We'll give shout-outs to the Dixie Chicks for "Not Ready to Make Nice" (addressed to George W. Bush) and Bruce Springsteen for "We Take Care of our Own" (a red, white and blue rock'n'roll hymn.) The grand old folksinger, Pete Seeger, just left us; his 95th birthday would have been this month. Thankfully, Bob Dylan is still singin' words in the wind. His defiant "Masters of War" never gets old, also sung by golden Judy Collins.
Graduation season is the last of salad days. May is all aglow and fragrant with fresh hopes, plans and beginnings. The peonies are spectacular this spring after a fierce winter.
But the unpleasant truth is that our latest crop faces an austere economy that's just plain soft. The long Iraq War sapped it, and you don't need to be Ben Bernanke to know it.
A sea of graduates faces a horizon of climate change and student loan debt, which further clouds their prospects. Why not get up, stand up and say hey, they need help, too, like the government rescues of General Motors and Wall Street? They are the nation's seed corn, let's just say, not too big to fail.

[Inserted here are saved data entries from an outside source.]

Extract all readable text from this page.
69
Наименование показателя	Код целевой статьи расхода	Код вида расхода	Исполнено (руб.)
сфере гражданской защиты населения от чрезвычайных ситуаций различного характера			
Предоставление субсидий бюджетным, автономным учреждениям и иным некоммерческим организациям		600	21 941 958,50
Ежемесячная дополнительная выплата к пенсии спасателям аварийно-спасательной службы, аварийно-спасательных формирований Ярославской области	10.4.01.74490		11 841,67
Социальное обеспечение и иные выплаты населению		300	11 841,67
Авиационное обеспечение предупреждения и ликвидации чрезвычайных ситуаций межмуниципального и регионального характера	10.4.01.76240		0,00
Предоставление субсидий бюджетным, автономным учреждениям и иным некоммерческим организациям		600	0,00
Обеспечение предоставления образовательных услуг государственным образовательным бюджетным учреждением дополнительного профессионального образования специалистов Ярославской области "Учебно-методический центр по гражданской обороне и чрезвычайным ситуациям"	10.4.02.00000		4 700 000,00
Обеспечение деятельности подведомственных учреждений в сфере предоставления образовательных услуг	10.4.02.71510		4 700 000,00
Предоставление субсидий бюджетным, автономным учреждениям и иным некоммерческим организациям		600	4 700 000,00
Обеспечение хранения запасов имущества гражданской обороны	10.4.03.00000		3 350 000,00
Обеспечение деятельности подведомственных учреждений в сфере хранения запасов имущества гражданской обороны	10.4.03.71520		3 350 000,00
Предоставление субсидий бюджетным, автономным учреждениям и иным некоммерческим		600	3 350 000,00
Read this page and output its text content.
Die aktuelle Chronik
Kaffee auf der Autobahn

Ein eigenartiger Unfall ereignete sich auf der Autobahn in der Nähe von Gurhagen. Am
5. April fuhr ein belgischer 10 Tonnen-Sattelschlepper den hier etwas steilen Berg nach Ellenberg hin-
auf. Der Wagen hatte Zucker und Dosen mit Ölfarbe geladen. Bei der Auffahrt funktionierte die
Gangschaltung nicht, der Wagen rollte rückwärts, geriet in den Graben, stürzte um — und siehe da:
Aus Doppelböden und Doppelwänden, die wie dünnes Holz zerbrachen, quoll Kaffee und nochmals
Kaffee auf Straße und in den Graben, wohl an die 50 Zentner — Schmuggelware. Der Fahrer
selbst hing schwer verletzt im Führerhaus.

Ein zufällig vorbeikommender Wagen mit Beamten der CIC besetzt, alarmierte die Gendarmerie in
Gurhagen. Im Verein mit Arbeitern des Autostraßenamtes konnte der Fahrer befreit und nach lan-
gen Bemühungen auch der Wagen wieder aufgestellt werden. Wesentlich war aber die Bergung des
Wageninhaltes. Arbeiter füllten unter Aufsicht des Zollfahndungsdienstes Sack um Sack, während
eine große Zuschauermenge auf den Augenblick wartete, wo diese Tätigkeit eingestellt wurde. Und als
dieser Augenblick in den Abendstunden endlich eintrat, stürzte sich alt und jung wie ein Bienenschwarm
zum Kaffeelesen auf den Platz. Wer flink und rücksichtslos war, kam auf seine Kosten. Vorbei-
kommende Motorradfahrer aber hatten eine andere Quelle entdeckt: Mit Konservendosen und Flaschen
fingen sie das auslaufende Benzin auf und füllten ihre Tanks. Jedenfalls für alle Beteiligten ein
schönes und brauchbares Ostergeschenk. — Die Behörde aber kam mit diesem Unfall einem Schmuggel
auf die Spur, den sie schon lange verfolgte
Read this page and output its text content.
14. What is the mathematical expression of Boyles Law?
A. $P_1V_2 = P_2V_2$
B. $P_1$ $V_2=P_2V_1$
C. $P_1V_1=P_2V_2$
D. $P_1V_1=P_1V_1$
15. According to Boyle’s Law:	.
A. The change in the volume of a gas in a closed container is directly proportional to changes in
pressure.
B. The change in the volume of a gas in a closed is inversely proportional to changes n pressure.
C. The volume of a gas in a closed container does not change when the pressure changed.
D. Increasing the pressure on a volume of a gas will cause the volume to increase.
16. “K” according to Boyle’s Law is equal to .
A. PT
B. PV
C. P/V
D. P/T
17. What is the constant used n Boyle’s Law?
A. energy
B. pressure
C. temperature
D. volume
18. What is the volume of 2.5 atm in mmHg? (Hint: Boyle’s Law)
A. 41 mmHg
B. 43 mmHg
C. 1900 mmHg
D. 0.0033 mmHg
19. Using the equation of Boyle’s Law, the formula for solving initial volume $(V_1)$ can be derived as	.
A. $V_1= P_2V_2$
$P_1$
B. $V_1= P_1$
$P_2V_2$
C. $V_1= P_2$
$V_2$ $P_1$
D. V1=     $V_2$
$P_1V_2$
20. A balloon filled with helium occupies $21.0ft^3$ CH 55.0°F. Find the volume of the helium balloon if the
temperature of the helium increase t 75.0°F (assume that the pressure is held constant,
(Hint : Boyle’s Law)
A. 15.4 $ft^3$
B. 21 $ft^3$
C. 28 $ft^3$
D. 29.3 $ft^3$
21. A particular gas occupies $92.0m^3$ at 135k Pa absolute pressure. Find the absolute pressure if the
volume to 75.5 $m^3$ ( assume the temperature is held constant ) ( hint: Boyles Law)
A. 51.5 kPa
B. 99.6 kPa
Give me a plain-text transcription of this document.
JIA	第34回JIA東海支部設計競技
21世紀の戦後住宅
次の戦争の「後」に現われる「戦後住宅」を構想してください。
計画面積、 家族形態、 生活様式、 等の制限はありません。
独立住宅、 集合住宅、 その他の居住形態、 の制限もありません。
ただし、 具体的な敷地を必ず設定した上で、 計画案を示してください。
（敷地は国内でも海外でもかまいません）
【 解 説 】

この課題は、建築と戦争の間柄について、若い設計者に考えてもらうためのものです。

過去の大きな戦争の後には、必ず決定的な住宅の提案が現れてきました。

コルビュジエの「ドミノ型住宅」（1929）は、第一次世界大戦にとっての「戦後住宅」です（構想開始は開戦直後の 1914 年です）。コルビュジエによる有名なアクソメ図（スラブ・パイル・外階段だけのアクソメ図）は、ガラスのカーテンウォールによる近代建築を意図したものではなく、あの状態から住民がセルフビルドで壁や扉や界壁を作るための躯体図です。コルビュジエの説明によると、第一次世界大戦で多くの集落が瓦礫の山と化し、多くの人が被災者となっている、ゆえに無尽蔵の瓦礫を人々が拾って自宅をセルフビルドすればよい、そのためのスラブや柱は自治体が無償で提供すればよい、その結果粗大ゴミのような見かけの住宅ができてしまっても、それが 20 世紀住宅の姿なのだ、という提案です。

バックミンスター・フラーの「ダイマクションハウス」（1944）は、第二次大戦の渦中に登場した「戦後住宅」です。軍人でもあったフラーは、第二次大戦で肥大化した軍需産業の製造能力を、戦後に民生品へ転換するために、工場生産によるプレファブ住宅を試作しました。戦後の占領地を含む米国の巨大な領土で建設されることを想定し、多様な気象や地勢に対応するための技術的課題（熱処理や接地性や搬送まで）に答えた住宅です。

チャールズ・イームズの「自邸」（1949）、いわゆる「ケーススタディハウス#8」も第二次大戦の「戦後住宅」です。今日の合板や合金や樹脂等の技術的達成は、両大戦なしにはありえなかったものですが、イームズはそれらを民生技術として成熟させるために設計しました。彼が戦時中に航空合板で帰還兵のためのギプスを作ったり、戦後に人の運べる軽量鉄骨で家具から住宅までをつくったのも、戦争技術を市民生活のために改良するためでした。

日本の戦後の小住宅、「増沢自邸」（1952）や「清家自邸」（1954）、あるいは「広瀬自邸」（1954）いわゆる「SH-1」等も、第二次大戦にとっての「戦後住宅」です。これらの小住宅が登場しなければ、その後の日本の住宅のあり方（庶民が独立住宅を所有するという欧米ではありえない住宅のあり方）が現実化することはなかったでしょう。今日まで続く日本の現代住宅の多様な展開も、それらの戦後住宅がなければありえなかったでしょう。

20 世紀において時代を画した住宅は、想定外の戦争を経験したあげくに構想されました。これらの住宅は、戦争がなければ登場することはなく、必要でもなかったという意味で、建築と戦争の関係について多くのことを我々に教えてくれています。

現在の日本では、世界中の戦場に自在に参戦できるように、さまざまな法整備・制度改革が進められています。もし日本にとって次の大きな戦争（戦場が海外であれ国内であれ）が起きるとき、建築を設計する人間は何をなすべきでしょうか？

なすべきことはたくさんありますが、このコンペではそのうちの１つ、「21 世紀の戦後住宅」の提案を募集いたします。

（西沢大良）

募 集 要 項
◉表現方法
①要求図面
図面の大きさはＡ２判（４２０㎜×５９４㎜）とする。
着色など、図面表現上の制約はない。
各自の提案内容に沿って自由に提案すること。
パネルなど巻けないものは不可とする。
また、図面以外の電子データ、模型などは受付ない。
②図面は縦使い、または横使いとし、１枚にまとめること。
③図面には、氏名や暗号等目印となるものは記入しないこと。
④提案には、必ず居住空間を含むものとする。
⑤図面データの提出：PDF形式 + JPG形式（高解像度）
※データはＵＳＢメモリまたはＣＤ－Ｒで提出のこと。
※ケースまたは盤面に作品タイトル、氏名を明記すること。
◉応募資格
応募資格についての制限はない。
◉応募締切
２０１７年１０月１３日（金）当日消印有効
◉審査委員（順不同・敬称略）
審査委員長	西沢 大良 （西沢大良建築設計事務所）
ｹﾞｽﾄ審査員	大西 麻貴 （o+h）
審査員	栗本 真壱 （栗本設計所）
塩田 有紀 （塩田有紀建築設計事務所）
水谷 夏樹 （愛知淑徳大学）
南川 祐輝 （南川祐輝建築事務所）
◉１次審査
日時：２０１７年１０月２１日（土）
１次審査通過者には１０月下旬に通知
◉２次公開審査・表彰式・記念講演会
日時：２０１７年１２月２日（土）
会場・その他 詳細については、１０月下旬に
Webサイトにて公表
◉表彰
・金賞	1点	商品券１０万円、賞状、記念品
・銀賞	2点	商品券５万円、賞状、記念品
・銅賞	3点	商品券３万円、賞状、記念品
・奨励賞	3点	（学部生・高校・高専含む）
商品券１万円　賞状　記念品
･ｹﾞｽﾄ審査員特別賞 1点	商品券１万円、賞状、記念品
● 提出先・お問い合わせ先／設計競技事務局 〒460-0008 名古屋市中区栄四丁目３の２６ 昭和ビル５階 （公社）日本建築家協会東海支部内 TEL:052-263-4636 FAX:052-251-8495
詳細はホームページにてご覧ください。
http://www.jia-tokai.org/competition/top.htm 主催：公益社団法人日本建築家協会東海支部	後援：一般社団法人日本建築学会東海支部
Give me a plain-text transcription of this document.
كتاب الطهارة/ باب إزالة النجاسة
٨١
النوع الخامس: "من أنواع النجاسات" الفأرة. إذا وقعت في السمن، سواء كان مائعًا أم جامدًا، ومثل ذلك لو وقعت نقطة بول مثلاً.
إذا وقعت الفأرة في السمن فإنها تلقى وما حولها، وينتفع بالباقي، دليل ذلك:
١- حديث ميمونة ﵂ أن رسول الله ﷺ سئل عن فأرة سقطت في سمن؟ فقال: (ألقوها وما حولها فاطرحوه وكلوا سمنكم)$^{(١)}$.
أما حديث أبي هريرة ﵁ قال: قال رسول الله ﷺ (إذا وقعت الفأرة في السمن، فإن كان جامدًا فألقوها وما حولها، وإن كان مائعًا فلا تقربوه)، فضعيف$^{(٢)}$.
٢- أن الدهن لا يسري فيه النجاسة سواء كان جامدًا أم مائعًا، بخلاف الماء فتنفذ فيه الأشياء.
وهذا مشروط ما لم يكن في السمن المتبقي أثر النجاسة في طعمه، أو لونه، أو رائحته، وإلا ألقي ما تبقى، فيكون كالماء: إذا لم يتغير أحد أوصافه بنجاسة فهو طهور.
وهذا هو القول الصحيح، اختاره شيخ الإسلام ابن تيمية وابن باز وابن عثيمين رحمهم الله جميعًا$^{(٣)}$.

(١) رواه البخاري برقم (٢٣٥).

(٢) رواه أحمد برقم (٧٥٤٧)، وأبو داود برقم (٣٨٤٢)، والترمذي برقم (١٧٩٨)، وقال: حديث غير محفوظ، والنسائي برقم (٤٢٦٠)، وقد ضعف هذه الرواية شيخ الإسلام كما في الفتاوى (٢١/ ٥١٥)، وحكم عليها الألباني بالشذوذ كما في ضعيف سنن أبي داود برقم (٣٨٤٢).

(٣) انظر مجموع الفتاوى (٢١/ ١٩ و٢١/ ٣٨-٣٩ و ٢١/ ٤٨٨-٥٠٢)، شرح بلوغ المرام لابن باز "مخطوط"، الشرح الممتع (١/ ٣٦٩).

It's not fair for the youngest adults to bear the burden of reckless war-mongering waged by a president they did not even elect. Those in their 20s were never drafted for an unpopular war, but they have serious issues with living the American dream.
This is my graduation gift, a mosaic of favorite protest songs that may suggest new songs, past to present. They are by nature populist songs with a subversive streak, arising from mass movements. When I enlisted my social media, the outpouring came like falling water.
One vein is the early union song, like a coal miner's lament in "16 Tons." It asks, what you get for loading 16 tons; and it answers, you get another day older and deeper in debt. "Which Side Are You On?" was written by a woman, Florence Patton Reece, in Kentucky coal mining country in the 1930s. Still right on point.
The rousing song "Oh, Freedom" sounds like a spiritual, which it is: "Before I'll be a slave/I'd be buried in my grave." Other civil rights songs are "Eyes on the Prize" and "If You Miss Me at the Back of the Bus." As a child, such songs transported and made me feel, I know what's up. One I just learned: "Bid 'Em In," a harsh song by Oscar Brown, Jr., which portrays a woman slave sold at auction.
Another fine newspaper editor brought up "Bill," from the musical Showboat, a sad song about interracial love in the South. "Strange Fruit" went where few dared go; it's a Billie Holiday song about a lynching. Phil Ochs composed the protest classics, "Draft Dodger Rag" and "Joe Hill."
Folklorist Jean Freedman, writing a life of folk singer Peggy Seeger (Pete's sister), says the art is not dead. But it needs fresh blood. Indie rockers, see what you can do.
As the Stephen Stills song goes: "What a field day for the heat/A thousand people in the street." People, there's no big movement without the music.